Basic research shouldn’t exist in a vacuum, he adds, and SBIR is meant to ensure it has a real-world payoff. “[Critics] say we’re eating our seed corn by spending more money on commercialization,” he adds, referring to a common metaphor used to describe the value of basic research. “But that seed corn will die if you don’t use it to feed something—and that’s what the SBIR program does.”
Glover’s arguments prevailed in both the House and Senate committees, which passed their bills without a dissenting vote. But advocates are still a long way from claiming victory.
Clock is ticking
One obstacle is that Congress, with a lot on its plate and relatively few legislative days before the November elections, is very unlikely to pass a bill devoted to reauthorizing the SBIR program. So Shaheen and other supporters are trying to advance the cause by attaching the SBIR changes to one of the few pieces of legislation that is likely to become law this year—the annual bill setting policies for the Department of Defense (DOD). Last week they convinced the Senate Armed Services Committee to include language in its reauthorization that would make SBIR permanent at DOD, which spends roughly half of all SBIR dollars.
Although her bill would make SBIR permanent across the government, Shaheen says the language in the DOD bill would send a message to would-be entrepreneurs that the program is here to stay. (There were 14 short-term extensions to the program in the 3 years before the 2011 reauthorization, Glover notes.) The full Senate is expected to take up the DOD bill later this month.

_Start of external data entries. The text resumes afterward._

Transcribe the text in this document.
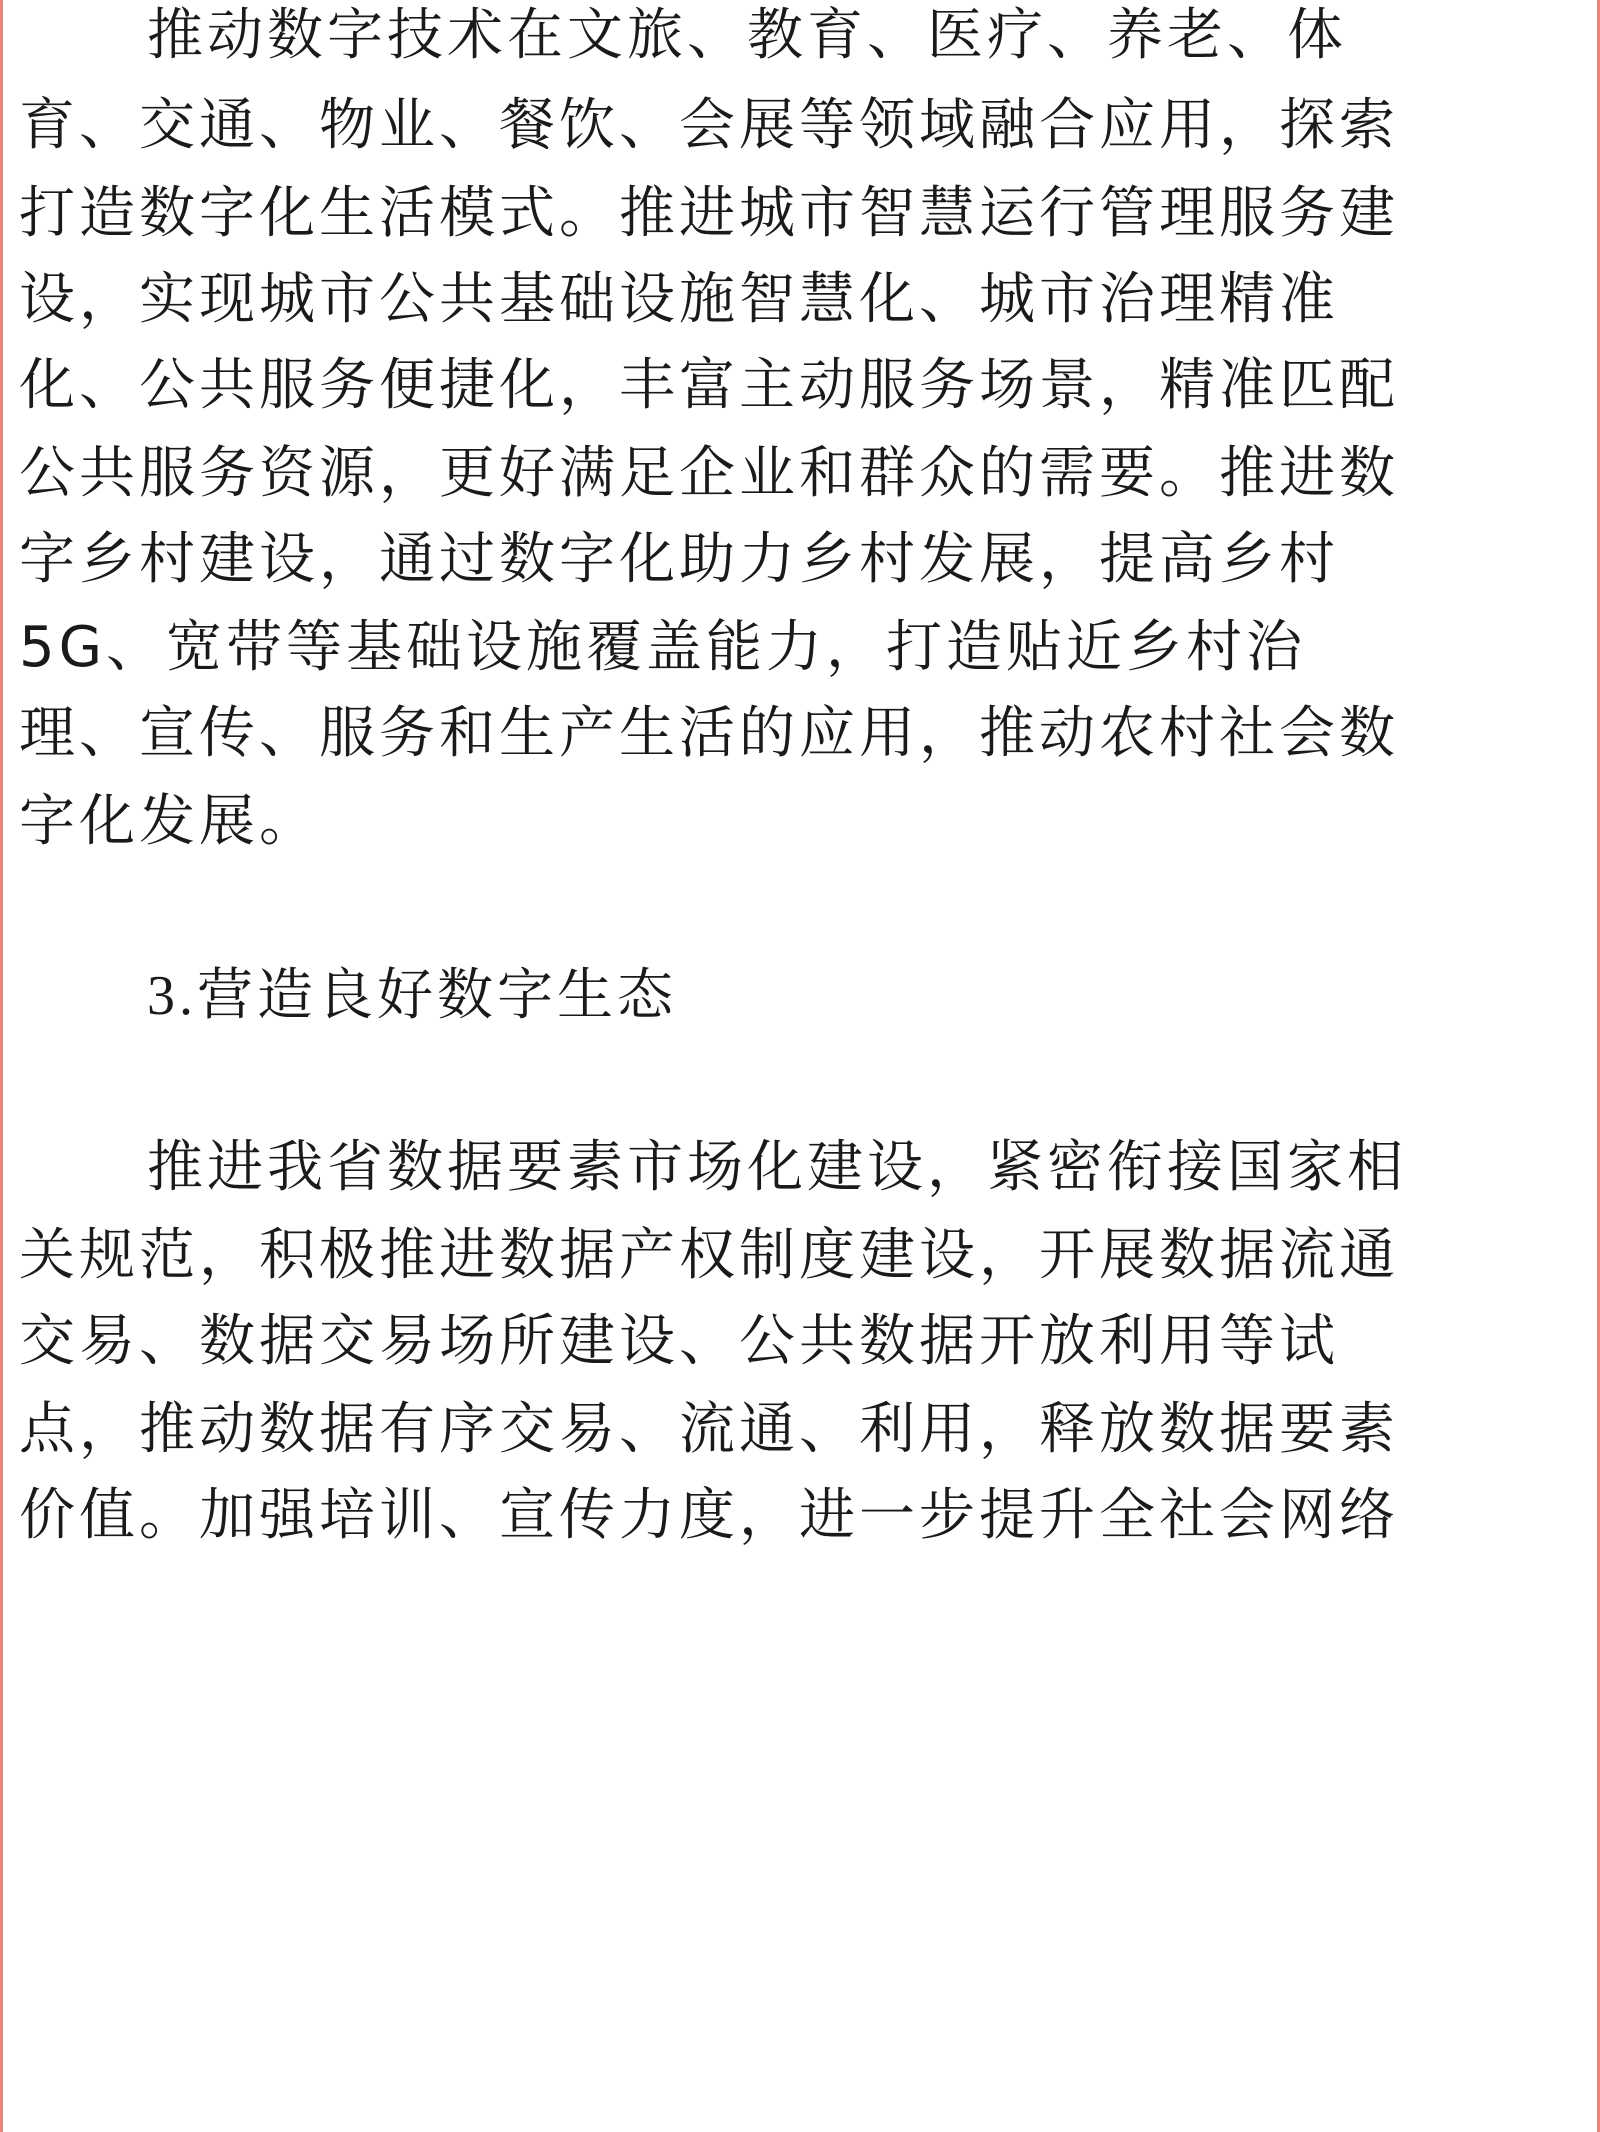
推动数字技术在文旅、教育、医疗、养老、体
育、交通、物业、餐饮、会展等领域融合应用，探索
打造数字化生活模式。推进城市智慧运行管理服务建
设，实现城市公共基础设施智慧化、城市治理精准
化、公共服务便捷化，丰富主动服务场景，精准匹配
公共服务资源，更好满足企业和群众的需要。推进数
字乡村建设，通过数字化助力乡村发展，提高乡村
5G、宽带等基础设施覆盖能力，打造贴近乡村治
理、宣传、服务和生产生活的应用，推动农村社会数
字化发展。
3.营造良好数字生态
推进我省数据要素市场化建设，紧密衔接国家相
关规范，积极推进数据产权制度建设，开展数据流通
交易、数据交易场所建设、公共数据开放利用等试
点，推动数据有序交易、流通、利用，释放数据要素
价值。加强培训、宣传力度，进一步提升全社会网络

Not surprisingly, academic lobbyists also plan to fight that provision, calling it an “inappropriate” way to deal with a program that affects so many agencies. But Glover says that is simply shorthand for wanting to block any reauthorization. “They know that would kill it.”

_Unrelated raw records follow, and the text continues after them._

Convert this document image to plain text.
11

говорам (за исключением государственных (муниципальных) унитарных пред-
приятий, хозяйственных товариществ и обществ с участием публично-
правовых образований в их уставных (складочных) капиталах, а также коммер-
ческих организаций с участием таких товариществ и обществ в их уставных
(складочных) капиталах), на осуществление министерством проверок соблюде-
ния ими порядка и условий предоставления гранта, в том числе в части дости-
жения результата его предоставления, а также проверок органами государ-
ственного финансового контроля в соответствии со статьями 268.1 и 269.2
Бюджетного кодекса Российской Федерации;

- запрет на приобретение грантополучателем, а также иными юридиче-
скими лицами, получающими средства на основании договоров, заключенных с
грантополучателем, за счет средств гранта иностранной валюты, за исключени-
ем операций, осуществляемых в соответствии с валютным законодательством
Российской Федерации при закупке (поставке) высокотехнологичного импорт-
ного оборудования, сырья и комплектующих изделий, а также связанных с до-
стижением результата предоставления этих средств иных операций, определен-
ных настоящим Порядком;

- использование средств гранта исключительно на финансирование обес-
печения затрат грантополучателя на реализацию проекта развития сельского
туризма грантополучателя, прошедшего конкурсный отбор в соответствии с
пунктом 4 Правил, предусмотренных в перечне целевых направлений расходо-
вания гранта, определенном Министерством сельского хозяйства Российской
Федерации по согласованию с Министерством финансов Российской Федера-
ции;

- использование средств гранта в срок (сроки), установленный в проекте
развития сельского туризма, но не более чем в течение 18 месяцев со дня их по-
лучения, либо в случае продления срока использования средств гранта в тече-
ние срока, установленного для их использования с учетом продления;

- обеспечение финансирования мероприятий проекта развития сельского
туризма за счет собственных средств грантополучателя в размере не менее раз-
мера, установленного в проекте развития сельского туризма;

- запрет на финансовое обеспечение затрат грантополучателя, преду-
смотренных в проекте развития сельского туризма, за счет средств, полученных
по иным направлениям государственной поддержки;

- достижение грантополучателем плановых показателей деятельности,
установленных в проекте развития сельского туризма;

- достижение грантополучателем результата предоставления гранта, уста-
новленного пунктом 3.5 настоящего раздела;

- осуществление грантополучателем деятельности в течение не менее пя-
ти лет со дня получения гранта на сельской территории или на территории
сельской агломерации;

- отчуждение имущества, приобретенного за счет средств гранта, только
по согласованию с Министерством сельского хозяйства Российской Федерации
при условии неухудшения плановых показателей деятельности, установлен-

Opposing the DOD provision is part of a two-pronged strategy by the research community. The House SBIR bill must also be considered by the House science committee, and science lobbyists are betting that the panel will take its time in pondering the legislation. Observers say there’s already bipartisan opposition to increasing the set-aside. If true, it would be a rare meeting of minds on a committee where Democrats and Republicans seem to disagree on almost everything.
In the meantime, Glover is hoping that he and the research community can find common ground based on what he calls their overlapping interests. “Universities are involved in some way on 60% of the SBIR awards, and for STTR, it’s 100%,” Glover says. “We have a lot in common.” Zeitzer and her colleagues say that universities are all in favor of “scientific and technological collaboration between faculty and industry.” But increasing the SBIR set-aside is a deal-breaker, she insists.